When you think of Little House on the Prairie, you may think of the covered wagon journey, Jack the brindle Bulldog’s loss and return, log cabin construction or fever ‘n’ ague. I think about potatoes.
In a land that first appeared empty, the prairie bestiary in Indian Territory was so rich that Charles Ingalls saw a land of plenty. There were deer, rabbits, and beavers, minks and muskrats, wolves and foxes. He could hunt and trade the furs, turning pelts into plowshares, if you will, as well as into seeds and little luxuries for his family. When he traded his furs in Independence, Pa came home with seeds for the homestead garden — wheat, corn, turnip, carrot, onion, cabbage, pea, bean, the infamous watermelon, plus, for himself, tobacco. He also brought seed potatoes.
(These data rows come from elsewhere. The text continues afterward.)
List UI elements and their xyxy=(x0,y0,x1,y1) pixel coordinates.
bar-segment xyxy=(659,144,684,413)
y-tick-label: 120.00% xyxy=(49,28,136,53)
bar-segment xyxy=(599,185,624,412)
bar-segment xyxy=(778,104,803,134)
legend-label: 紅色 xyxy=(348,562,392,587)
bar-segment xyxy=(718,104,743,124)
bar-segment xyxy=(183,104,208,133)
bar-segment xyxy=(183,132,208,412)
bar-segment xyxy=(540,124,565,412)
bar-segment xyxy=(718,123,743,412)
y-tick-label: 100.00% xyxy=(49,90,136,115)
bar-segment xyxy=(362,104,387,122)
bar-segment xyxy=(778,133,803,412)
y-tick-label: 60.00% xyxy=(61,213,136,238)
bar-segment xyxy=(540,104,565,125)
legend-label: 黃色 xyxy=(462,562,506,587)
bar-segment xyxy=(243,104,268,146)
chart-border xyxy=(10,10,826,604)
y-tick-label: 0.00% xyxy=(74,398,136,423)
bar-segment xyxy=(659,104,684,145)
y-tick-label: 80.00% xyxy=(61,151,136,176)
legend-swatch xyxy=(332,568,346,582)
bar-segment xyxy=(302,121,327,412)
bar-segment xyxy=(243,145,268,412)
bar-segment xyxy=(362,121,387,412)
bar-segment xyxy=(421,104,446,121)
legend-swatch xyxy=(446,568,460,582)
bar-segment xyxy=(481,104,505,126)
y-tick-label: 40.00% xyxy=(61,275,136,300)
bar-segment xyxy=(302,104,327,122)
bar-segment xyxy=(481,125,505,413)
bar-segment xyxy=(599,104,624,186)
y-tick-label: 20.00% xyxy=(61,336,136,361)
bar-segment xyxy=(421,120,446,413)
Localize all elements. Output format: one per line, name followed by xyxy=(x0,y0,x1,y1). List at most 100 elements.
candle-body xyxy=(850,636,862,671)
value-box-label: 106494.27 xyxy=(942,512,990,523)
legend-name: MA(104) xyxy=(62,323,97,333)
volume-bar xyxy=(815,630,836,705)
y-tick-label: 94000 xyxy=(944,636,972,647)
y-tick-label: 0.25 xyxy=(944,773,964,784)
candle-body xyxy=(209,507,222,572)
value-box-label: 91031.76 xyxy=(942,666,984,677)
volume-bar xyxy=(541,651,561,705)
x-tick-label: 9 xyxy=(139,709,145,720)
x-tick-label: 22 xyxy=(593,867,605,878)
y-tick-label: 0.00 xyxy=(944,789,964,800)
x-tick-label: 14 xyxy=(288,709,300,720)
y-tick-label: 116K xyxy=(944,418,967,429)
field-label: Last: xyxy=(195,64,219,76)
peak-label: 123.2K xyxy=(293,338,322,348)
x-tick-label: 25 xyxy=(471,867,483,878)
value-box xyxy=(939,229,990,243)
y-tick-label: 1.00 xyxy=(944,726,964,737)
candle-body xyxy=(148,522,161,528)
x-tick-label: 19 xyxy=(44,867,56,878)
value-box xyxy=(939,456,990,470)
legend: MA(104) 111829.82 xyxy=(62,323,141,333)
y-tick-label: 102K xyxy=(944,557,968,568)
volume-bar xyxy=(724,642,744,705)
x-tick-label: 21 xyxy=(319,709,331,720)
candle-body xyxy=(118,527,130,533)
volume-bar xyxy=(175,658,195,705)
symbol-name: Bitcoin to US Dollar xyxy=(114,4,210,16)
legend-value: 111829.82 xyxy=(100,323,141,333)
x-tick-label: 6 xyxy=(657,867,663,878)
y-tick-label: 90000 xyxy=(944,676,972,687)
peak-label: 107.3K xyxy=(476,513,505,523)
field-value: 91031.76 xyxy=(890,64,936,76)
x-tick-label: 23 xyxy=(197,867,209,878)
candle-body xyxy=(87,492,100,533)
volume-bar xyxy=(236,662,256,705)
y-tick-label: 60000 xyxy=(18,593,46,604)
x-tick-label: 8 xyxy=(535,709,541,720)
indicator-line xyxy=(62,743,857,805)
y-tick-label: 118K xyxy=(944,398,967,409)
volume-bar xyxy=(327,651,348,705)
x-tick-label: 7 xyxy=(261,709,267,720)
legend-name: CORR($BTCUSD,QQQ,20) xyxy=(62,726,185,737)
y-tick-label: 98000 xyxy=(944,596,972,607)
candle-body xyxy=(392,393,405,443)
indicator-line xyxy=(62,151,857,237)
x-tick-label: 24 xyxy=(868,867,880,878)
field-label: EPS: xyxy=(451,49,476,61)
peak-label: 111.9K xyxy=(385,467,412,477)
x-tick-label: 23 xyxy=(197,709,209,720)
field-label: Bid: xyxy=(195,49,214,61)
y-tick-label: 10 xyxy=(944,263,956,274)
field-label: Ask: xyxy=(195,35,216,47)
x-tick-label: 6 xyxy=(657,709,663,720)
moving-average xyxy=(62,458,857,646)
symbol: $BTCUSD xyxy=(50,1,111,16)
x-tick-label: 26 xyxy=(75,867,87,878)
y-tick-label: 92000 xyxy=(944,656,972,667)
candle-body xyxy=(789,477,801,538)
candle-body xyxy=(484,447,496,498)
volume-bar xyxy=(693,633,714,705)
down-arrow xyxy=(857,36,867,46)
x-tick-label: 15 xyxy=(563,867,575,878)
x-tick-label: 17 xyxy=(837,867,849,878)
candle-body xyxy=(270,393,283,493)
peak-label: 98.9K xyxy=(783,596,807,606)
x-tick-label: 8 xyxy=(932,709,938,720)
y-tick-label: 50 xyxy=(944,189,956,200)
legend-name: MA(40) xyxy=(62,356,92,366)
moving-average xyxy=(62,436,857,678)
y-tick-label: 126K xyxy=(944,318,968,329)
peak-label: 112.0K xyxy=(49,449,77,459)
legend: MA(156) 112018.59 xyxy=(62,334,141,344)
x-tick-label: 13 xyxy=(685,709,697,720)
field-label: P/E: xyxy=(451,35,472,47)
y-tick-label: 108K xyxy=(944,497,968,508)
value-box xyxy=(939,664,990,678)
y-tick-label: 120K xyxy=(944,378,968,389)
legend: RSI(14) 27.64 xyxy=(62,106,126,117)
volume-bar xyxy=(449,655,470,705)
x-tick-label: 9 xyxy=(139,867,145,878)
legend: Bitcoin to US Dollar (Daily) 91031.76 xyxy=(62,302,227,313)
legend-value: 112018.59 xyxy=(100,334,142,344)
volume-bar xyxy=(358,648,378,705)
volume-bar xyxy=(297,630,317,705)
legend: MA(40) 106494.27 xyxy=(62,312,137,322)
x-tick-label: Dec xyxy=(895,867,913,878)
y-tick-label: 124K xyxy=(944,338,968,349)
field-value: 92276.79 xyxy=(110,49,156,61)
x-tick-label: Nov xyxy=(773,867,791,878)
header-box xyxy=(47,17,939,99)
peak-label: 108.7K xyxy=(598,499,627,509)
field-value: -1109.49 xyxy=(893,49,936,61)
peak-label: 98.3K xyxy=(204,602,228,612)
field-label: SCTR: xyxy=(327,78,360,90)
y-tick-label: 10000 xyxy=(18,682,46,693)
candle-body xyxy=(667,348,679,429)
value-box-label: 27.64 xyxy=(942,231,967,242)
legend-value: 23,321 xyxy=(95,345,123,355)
As Charles Ingalls knew, potatoes have eyes — not to see with but to grow. Cut a seed potato in pieces with a few of these eyes on each piece and plant them. Thus the “seed potato” isn’t a seed at all, but a tuber, an amazing underground stem that puts out shoots from nodes that spiral around it, shoots that morph into leaves or roots depending on their orientation in the soil. As they mature, the roots develop tubers — the appendages we called potatoes.
It’s likely that Charles Ingalls would have “chit” his seed potatoes, placing them upright in a bright window where they wouldn’t freeze to encourage their green shoots to get a head start a few weeks before planting. While he did that, Ma would also get an early start on the season, sowing her cabbage seeds in wooden flats indoors.
In the many gardens of varying locales that Laura Ingalls Wilder described through the years, the sweet potato appears only on the farm in Little House on the Prairie. Sweet potatoes are a warm-weather crop and are linked in the book to the energetic Mr. Edwards, that “wildcat,” whose Tennessee home state remains a center for fine sweet potatoes. In the story, it was Edwards who, crossing the flooded creek to assist Santa Claus, delivered gifts for the girls’ stockings and nine sweet potatoes to go along with the Christmas turkey. Seventy-five pages later, we learn that his sweet potatoes were the gift that kept on giving. Ma held one of the sweet potatoes back and planted it for the next year’s garden.
The sweet potato is a tuberous root. It doesn’t have eyes per se, but give it some moisture and green shoots will pop out from growth points around the bulbous mass. Caroline Ingalls could have easily propagated her held-back holiday sweet potato into a substantial field of vines for the following summer. She would have set the root end of her sweet potato in moist soil or water and been rewarded with sturdy shoots. When the shoots had strong stems and leaves, she would have popped these slips from the mother plant and planted each one to develop roots of its own. Each healthy slip could produce up to ten pounds of sweet potatoes. A miracle of multiplication.
We can learn from Laura. Garden with a child, even if you need to borrow one. Children find every acorn of interest and think pulling a radish out of the ground the most exciting thing ever. Plant extra flowers so that they can always pick a few stems and make pretty hair wreaths. Or propagate a sweet potato, just as Ma did.
Wilder’s books inspire many plant-related projects for children and former children. Last winter I started more sweet potato slips in pint jars in my sunny kitchen window. As I write this, they are growing gangbusters in our vegetable patch. When the days shorten, I will go out to dig them with the help of my granddaughter, in hopes of a good harvest.
Most gardeners remember a garden of their youth, a place and often a person that sparked a lifelong pursuit of plants and the world outdoors. Perhaps for some child, that spark could be your garden and you.